This week’s episode ratchets up the drama as season two’s storylines all head in the same direction at breakneck speed. From the opening sequence to the closing cliffhanger, I was on the edge of my seat, aghast at what was being threatened or revealed, as the case may be.
"Hard Hearted Hannah" helps us get to know Eric and particularly Bill a whole lot better, and as good writing should, what we learned made each character a little harder to categorise. At Comic-Con’s True Blood panel, Alexander Skarsgard (Eric Northman) said that he enjoyed bringing different layers to Eric this season, so he is more than just a bad ass vampire, though he is certainly that, and noted it would be boring to play the same note for two years.

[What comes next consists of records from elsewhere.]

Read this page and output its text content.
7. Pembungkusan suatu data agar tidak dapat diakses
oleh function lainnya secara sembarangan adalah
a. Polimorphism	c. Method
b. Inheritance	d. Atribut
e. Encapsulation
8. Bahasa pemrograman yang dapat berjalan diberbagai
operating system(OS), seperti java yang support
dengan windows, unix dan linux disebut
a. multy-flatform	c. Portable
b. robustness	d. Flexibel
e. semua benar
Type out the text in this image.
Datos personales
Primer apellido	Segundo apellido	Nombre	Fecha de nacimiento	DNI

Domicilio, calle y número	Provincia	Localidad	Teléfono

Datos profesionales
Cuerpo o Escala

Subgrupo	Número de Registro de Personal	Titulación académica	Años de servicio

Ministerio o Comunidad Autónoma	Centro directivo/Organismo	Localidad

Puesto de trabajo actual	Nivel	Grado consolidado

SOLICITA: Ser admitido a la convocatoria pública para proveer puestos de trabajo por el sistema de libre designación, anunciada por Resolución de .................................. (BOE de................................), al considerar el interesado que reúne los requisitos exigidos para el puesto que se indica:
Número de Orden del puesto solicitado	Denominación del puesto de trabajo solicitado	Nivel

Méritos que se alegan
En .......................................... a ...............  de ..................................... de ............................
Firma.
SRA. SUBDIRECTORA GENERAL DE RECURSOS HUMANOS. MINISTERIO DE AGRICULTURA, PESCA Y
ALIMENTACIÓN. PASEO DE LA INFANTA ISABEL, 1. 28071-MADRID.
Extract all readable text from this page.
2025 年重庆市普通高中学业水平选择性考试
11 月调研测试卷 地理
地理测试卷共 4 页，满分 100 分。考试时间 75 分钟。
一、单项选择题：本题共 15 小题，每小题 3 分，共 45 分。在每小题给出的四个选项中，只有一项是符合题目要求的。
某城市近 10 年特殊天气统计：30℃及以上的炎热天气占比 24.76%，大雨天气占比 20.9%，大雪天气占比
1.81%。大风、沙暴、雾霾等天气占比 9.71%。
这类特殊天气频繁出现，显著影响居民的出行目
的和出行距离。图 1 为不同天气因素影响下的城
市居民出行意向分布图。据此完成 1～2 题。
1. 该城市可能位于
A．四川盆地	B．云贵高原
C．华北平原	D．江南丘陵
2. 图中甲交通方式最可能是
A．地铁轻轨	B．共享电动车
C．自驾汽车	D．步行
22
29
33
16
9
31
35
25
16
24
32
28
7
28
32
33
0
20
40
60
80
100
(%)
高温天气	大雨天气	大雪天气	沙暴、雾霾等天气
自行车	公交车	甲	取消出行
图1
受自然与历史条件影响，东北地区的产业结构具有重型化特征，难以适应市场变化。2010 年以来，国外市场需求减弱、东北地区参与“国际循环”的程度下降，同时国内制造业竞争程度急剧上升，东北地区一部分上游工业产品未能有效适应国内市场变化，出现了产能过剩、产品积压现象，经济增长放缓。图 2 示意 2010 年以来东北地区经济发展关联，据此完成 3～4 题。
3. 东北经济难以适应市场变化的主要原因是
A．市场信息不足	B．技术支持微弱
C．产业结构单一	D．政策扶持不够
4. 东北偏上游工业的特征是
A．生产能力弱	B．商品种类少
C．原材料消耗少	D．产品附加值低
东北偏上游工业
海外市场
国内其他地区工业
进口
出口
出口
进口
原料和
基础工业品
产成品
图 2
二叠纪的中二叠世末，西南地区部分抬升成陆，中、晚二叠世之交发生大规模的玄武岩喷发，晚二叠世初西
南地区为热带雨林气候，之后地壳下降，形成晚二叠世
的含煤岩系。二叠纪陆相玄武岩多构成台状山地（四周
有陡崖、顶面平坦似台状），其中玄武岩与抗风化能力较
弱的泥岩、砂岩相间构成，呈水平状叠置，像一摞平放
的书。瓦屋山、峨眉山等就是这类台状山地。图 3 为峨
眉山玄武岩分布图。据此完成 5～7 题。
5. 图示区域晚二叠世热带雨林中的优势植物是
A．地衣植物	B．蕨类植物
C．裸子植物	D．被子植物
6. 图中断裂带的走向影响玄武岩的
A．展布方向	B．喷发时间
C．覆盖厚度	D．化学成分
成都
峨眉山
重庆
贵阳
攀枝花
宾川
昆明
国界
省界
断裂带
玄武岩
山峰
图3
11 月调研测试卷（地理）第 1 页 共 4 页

This episode we get to see several different notes, as Eric shows his boredom with feeding off a willing working girl, but still sends her away by telling her she can report to her manager she was wonderful with him and he’d back her up. Watching Eric get huffy because his snack calls him “baby” was amusing enough, but when he requests that she only pretend to be an unwilling victim if she’s good at it, her horrible acting had me chuckling out loud. The tone changes quickly, though, as Eric reveals he was the one to invite Bill’s estranged maker Lorena to town, knowing that situation won’t go anywhere good—for Bill. He, on the other hand, will have more opportunity to get closer to Sookie, bringing his interest in her out in the open. Eric and Lorena’s conversation also allows us another look at how loyal Eric is, once he cares about someone, the someone in this case being Godric (and obviously not Bill).
Bill’s scenes illustrate different notes even more dramatically—and in the nick of time, too. Though Bill and Sookie strike sparks together, with a sexy vibe, the scenes between the two of them in bed mushily bonding have reached their "sell by" date with me. But just as I was feeling their dynamic—particularly Bill’s as the unwilling vampire so sensitively trying to be the perfect lover—was getting a bit stale, Lorena enters the picture, complete with a flashback that changes my view of Bill considerably.
Bill’s story to Sookie was that he became a vampire unwillingly and has been missing his family and love ever since. While no doubt true, he edited out a few particulars which Lorena’s memory reveals in gory but ever so stylish detail. In a scene showcasing Stephen Moyer’s musical abilities, we follow Bill and Lorena as they entice a swinging couple of the '20s into an orgy—of blood, complete with sadistically forcing the injured man to watch his girlfriend being fed upon before killing him. The truly disturbing part, though, is watching the two vampires having sex on the blood-soaked bed while the girl lies dying beside them, still bleeding. This Bill is not fighting his vampire nature or being forced into committing atrocities by his maker. He’s fully complicit. I understood even more why Bill was so uncomfortable with Sookie’s judgment of Eric as evil for his treatment of Lafayette. His argument that everyone has good and evil in them, vampire or human, resonated all through this scene. It is masterfully placed to soften our judgment of Eric’s ruthless interference in Bill’s life and to emphasize Bill’s capacity for darkness he has alluded to.